LO 3.2.3: Recommend methods of incorporating planned savings into the cash flow plan. Flashcards
1
Q
Saving
A
is the process of putting cash aside in safe, liquid accounts, such as emergency fund
* Cash and cash equivalent accounts * Checking, savings, money market deposit accounts * Money market mutual funds * CDs of short maturity * Be able to easily access cash reserves in times of needs * Only after reserves are established can you address secondary considerations for the balance of your money in savings—viz. keeping pace w/inflation by investing * Conservative, very safe and very liquid * Allows people to protect their situation in the short-term
2
Q
Investing
A
involves using money, or capital, to purchase an asset that
- offers the probability of generating an acceptable rate of return over time, and
- provides potential for earnings while assuming more volatility
- Aggressive, can achieve growth
- Allows people to achieve financial goals in the long term
3
Q
Increasing Savings Through Lifestyle Changes
A
- Be practical when using debit and credit cards (pay off credit, don’t use overdraft protection)
- By reducing credit card debt, even by small amounts, clients may save considerable amounts of interest each year
- Increase deductibles on auto and homeowners insurance policies (premium savings/increased monthly cash flow)
- Cell phone costs (keep costs within budget)

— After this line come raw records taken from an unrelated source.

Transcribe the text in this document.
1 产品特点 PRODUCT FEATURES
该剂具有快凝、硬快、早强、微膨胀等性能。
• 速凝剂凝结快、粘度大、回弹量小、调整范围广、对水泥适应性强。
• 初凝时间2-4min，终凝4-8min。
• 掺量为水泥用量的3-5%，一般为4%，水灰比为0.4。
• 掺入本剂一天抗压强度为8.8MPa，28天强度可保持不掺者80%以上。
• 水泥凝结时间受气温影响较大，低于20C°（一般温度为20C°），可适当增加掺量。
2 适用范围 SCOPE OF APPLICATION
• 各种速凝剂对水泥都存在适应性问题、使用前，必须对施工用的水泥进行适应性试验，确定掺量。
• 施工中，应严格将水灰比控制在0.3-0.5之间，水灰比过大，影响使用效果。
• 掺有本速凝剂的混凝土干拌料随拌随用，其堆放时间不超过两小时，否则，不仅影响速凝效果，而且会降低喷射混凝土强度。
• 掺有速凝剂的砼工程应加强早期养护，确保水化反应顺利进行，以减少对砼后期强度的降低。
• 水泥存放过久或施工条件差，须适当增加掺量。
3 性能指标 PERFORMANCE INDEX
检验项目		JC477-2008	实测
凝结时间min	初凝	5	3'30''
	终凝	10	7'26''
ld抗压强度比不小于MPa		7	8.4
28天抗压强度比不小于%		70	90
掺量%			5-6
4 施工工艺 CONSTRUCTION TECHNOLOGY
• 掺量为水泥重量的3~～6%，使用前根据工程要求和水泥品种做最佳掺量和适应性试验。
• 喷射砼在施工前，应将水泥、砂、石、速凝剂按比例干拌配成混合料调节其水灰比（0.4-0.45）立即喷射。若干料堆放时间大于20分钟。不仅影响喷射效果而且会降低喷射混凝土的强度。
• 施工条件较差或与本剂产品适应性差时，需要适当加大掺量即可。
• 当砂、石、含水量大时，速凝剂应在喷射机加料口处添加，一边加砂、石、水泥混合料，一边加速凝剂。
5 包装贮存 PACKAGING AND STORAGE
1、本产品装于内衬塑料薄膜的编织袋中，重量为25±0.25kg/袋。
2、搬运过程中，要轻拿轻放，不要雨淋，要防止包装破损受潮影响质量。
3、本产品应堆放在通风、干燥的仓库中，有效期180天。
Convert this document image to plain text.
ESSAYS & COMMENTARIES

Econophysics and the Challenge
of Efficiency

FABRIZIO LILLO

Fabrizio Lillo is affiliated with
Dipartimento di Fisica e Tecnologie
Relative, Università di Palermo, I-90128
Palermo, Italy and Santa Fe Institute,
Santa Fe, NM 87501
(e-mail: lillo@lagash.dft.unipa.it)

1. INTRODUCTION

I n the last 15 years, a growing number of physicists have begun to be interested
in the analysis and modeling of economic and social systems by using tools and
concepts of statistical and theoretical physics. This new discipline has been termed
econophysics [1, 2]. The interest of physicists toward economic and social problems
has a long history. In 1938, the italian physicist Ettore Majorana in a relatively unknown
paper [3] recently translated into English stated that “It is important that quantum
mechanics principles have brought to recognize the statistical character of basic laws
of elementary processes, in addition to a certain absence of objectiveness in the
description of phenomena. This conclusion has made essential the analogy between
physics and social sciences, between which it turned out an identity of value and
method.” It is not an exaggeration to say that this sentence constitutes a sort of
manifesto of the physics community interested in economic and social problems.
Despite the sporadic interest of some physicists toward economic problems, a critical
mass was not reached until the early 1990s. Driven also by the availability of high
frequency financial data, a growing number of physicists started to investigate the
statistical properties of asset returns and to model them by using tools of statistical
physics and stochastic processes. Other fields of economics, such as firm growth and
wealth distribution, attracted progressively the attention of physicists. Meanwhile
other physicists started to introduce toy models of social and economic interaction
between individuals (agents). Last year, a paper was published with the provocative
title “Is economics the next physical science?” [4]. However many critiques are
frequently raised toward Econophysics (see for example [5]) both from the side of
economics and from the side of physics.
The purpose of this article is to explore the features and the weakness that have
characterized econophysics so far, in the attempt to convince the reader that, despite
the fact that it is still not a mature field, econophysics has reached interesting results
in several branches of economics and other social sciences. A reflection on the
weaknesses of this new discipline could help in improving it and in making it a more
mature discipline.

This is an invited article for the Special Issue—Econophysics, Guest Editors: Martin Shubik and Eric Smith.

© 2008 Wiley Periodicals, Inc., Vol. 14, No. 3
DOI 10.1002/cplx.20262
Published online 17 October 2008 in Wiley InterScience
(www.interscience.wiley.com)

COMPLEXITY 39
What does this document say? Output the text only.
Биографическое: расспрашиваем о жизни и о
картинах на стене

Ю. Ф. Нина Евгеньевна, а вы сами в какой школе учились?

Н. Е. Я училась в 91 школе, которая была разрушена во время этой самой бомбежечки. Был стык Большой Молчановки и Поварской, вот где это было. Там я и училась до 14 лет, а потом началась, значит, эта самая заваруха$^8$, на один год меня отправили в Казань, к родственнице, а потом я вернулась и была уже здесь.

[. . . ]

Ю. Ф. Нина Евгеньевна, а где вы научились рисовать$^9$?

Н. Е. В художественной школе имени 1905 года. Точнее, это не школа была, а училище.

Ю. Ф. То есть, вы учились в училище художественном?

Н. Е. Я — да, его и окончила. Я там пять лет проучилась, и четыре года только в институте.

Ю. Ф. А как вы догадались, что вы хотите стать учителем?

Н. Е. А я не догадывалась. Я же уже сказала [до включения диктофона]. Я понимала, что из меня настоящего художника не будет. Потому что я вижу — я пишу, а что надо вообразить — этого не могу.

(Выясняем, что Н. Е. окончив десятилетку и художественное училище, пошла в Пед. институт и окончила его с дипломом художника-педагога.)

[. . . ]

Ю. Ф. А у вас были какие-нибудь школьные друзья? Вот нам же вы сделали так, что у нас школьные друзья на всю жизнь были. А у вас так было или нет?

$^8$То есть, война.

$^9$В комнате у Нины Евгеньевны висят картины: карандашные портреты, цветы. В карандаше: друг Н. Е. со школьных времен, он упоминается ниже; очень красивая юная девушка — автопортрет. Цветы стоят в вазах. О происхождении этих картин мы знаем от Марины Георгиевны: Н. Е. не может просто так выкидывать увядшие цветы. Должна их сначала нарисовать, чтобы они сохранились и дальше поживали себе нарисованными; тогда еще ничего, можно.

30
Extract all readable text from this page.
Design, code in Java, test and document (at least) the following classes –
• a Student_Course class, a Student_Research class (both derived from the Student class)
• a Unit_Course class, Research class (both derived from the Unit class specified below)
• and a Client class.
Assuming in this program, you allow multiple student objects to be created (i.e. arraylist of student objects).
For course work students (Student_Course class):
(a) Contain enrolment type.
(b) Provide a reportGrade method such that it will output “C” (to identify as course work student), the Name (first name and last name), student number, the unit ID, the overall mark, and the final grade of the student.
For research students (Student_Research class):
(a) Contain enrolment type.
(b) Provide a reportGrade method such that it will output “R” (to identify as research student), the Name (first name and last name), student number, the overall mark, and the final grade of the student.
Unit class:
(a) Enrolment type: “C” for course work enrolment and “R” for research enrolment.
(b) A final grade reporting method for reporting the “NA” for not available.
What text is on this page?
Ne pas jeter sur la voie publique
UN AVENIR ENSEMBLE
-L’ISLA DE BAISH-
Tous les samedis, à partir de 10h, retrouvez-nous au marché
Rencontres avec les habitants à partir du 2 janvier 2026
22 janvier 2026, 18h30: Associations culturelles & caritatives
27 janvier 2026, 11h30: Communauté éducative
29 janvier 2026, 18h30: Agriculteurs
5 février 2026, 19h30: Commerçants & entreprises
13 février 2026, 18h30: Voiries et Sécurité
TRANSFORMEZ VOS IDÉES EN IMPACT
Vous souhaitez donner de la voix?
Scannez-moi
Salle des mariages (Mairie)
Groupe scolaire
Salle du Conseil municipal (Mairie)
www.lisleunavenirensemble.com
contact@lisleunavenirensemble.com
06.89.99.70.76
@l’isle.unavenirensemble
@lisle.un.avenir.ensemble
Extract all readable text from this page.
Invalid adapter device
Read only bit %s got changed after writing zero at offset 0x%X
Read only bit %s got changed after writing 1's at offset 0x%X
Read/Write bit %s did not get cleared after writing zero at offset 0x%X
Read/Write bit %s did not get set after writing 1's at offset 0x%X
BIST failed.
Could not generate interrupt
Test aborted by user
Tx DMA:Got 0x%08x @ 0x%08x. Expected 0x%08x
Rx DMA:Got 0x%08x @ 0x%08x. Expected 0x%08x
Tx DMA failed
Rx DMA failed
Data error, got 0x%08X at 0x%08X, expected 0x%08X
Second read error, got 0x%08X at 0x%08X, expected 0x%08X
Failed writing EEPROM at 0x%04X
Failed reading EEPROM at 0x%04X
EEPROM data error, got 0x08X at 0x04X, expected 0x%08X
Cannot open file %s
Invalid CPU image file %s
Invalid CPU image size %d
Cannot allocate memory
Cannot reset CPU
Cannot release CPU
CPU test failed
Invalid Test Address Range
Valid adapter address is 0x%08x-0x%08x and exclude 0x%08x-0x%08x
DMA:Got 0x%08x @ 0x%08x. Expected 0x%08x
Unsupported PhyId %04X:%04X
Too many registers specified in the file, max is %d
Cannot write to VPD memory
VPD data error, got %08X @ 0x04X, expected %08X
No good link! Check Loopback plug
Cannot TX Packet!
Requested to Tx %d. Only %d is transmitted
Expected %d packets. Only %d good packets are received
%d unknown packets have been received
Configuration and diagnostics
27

- Forgo premium cable channels
4
Q
Adequate savings percentage of gross income
A
Many financial planners recommend that clients allocate at least 10% of gross income to savings
- If only 10-15 years until retirement, need to save more to achieve their set goals
- Employer contributions to qualified plans count towards this savings ratio (not as daunting as it seems)
5
Q
How could you determine that the minimum is being saved
A
Can monitor by reviewing cash flow statements, saving and investing is an outflow, can divide that by gross income to get the percentage.